Happy Days, which Beckett completed in 1961, presents to us a talkative woman named Winnie who, buried to her bosom in soil, ponders the meaning of existence and the tenuous relationships that bind people to one another and to the universe. Meanwhile, her husband, Willie, sits in a tunnel reading the newspaper and looking at dirty postcards.
Obviously, this is not to every theatergoer's taste. Even such a staunch Beckett defender as English critic Kenneth Tynan described the play as "a metaphor extended beyond its capacity," but he still urged people to see it.
"It's easy to pass it off as an absurdist monologue, but it's not at all," says director Meier. "It's so rich with pain and joy and bravery. It's really a remarkable play."
Says Gallagher, "I do think Winnie is brave in a sense: She is both buoyant and resilient in the face of despair, isolation, absence of meaning and the failure of language."
The obvious way to think about Happy Days is as a pessimistic play about extinction, personal and otherwise. Meier thinks otherwise. "I see it mostly as a heroic play," she declares. "In the midst of all the pain, of moving toward death, we have this resilient figure who says, 'Oh well, it could be worse. This is actually one of my happy days. Let's go on.' Here's a woman buried up to her waist; the day is endless; she only has an old shopping bag with a few leftover items in it; her husband barely grunts at her, and yet she sees the light gleaming for an instant--'laughter amidst severest woe.' So she has a heroicism that is really extraordinary."

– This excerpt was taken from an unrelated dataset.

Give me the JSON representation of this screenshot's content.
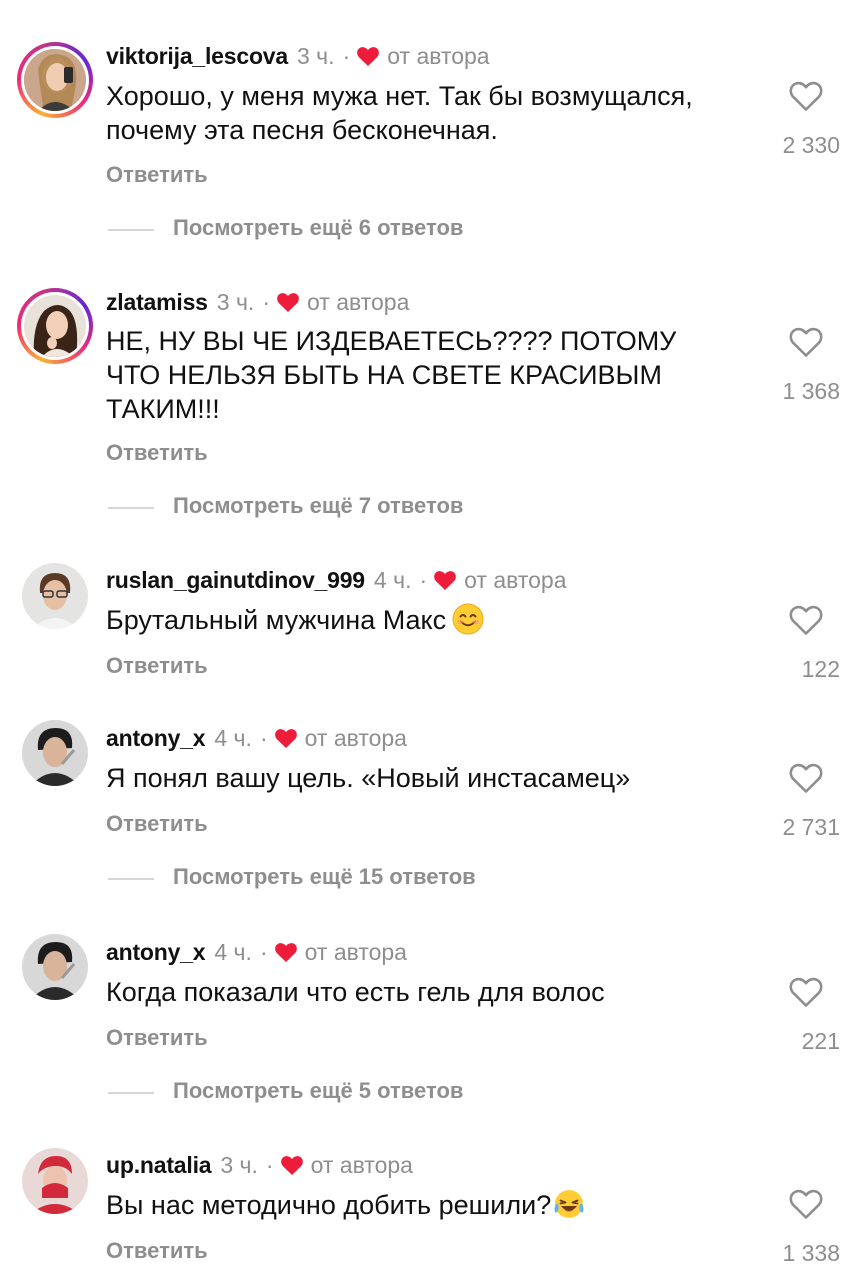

Supporting that notion, Gallagher repeats a remark by Brenda Bruce, who played Winnie in the first London production, remembering Beckett telling her all the horrible things he wanted to put Winnie through: "He was talking about a woman's life, let's face it. Then he said: 'And I thought who would cope with that and go down singing: only a woman.'"
One playwright who was somewhat influenced by Beckett, but more so by Brecht and even Kafka, was the Hungarian-born, German-trained George Tabori: novelist, playwright, director, Hitchcock screenwriter, English spy in Istanbul.
Tabori, who died last July, spent decades in England and America, but his most important late work was done in Germany. On Monday, Feb. 11, the University of Arizona Department of German Studies is presenting "An Evening for George Tabori: Writer. Jew. Spy. Director. Foreigner."
Tabori could twist even the most horrible subject--for instance, his father being killed at Auschwitz--into a dark farce. Humor, he declared, was his weapon against insanity. Excerpts from his work will be performed by Cynthia Jeffery, Edwin Van Woert, David Morden and Douglas Mitchell.